Vertical and horizontal, both can kill

Verticality will often kill
collaboration, but when horizontal
the spirit is allowed to spread and spill
by fraternizing freely, being plainly frontal.

Horizontality is lethal when
we breathe air it’s silently polluting.
Collaborating horizontally, men
in careless cities kill while in their cars commuting.

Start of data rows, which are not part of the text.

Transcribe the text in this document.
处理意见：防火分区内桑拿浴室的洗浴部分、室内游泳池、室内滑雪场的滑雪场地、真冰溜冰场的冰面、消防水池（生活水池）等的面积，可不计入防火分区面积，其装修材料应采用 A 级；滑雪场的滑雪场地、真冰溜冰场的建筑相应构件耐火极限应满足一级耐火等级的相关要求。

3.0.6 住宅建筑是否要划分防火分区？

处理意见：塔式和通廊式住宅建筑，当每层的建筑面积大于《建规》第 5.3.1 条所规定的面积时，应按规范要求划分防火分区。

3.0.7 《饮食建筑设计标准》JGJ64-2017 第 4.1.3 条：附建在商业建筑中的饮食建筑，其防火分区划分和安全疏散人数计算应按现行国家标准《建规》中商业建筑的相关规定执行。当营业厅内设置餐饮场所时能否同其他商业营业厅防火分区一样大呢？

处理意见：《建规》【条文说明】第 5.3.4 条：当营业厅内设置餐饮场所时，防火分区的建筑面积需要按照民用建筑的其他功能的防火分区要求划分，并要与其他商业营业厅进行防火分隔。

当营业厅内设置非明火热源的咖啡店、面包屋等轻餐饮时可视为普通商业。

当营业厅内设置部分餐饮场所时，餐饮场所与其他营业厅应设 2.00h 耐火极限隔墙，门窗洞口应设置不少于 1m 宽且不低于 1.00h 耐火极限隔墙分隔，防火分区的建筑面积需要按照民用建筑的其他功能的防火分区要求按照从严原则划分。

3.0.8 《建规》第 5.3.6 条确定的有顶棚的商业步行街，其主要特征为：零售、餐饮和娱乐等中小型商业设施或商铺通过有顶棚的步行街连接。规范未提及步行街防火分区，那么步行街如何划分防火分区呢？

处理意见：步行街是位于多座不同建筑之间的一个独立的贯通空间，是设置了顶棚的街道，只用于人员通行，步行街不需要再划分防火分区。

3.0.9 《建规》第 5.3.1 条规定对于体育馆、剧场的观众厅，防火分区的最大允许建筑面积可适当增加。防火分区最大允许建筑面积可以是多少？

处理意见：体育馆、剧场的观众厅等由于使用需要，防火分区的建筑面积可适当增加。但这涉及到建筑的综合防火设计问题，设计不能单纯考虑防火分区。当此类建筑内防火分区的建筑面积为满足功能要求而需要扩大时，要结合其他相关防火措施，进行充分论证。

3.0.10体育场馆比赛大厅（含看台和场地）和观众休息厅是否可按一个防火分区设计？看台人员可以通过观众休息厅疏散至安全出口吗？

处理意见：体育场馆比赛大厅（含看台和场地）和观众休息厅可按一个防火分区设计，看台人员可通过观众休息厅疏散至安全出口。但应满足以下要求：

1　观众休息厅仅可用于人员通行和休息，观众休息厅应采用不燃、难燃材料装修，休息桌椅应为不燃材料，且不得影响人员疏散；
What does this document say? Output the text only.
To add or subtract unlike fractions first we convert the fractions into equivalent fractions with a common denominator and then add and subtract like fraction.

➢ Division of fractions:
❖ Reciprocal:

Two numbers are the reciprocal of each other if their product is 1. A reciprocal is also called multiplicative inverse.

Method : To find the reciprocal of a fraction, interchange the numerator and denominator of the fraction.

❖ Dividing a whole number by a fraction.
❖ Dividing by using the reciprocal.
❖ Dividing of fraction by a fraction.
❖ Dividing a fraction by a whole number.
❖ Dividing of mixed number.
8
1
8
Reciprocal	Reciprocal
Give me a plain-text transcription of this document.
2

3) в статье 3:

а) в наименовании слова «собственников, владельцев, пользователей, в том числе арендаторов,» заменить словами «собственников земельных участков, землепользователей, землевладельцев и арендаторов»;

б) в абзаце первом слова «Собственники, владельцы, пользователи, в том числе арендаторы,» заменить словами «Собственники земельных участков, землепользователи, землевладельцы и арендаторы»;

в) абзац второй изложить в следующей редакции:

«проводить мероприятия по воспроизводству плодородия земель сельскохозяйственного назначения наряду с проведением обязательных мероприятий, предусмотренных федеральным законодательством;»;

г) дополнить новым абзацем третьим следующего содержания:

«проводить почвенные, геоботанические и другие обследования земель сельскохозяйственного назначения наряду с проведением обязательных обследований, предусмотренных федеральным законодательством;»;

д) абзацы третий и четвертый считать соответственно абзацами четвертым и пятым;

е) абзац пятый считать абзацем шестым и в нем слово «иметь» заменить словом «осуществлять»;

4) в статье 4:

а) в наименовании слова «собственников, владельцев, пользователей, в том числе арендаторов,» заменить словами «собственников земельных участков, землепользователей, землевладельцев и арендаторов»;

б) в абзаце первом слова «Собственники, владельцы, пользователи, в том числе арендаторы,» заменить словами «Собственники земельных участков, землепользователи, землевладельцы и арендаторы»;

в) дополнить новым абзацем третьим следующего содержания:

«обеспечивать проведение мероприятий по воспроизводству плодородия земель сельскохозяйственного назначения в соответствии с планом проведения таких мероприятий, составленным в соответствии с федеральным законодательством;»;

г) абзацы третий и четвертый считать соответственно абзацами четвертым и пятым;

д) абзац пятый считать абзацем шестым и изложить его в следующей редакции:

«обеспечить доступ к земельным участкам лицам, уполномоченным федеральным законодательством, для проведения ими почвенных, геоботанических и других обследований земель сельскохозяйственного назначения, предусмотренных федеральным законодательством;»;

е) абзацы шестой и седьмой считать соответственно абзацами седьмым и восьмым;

The bottom line for all of us is to
let in the light, for us to see the sky,
of which we’re all entitled to a view,
whether standing or upon our backs we lie,

just as the Deuteronomist explains:
“Remember God both walking and in bed.”
The sight of light can free us of the chains
of gloom and darkness from a heavy earthbound head.

Gershon Hepner

4/7/2021

Christopher Hawthorne (“A Model for Fresh Thinking,” LA Times, April 27, 2008)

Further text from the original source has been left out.